Fred and Jane's children had children of their own, all of whom were exposed to exceptional levels of wealth growing up. The family had many private jets, anything the children wanted they got, and their children's weddings were like royal affairs. Fred and Jane's children provided everything for their kids, so they never wanted or felt deprived. New York townhomes, Hollywood apartments, sports cars, and a healthy allowance were all lavishly provided to them. Almost all of Fred and Jane's grandchildren have subsequently struggled with failed relationships and substance abuse as well. Very soon they will have children of their own. How do you think their life stories will unfold?

This story is not that unusual for situations like these. Do you think the Allens were happier when they were middle class or super wealthy? Do you think that having more money will really make life better and make your family happier?

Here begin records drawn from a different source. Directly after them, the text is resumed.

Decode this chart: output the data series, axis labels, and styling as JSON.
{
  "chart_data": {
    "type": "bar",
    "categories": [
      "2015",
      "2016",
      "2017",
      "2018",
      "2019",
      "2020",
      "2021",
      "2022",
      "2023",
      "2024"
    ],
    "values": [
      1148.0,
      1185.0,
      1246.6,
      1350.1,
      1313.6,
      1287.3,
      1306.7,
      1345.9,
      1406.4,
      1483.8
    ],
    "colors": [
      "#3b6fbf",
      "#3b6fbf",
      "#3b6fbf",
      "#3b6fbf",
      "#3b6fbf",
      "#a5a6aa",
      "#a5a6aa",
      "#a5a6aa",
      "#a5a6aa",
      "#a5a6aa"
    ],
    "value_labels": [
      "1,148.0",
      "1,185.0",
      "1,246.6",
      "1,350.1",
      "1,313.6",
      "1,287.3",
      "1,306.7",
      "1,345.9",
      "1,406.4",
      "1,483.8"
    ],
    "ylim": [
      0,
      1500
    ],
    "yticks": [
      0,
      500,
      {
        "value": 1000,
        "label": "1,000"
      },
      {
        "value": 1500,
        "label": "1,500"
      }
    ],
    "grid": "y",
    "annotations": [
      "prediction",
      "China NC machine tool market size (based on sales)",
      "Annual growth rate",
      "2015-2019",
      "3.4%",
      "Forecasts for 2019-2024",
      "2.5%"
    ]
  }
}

Research would beg to differ. Studies consistently show that above middle class, there is no significant correlation between money and happiness.

PARENTS KNOW BEST?

When we are young, we see our parents as people who always know the answers. That's probably why as soon as we can think independently, around the ages of 4–5, we start asking a lot of questions. Parents try to answer these questions in a way that a young mind can comprehend and in a way that is likely to end the barrage of questions. However, when it comes to learning lessons about money, our parents' answers to these questions get written into a money blueprint. Even worse, a passing comment about money in the kitchen or at the dinner table can have a lasting effect. For example, a common phrase used by parents in response to a child's request for something is “No, we can't afford that.” Think for a moment about how a young mind might interpret that. The message could be interpreted as “we don't have enough money” or “there isn't enough money.” These Money Scripts ®can lead to an entire life designed around making sure there is always enough money through an obsession around work. It could lead to someone feeling deprived and a propensity for overspending in adulthood to avoid the feeling of deprivation. It could also lead to a sense of learned helplessness; the logic being that since there isn't enough money, why bother trying to save or get ahead?

Innocent answers and simple reasoning can become the basis for our financial decision-making well into adulthood. Since money is not talked about overtly in many families, these simple misunderstandings or misinterpretation can often go unexamined. Probably not the best way to base sound financial decision-making for generations. Our parents' money beliefs and behaviors are, of course, shaped by their parents and so on. These Money Scripts ®get handed down generationally, influenced and shaped by the financial experiences of each generation. These flashpoints leave their mark and can change the path of family Money Scripts ®.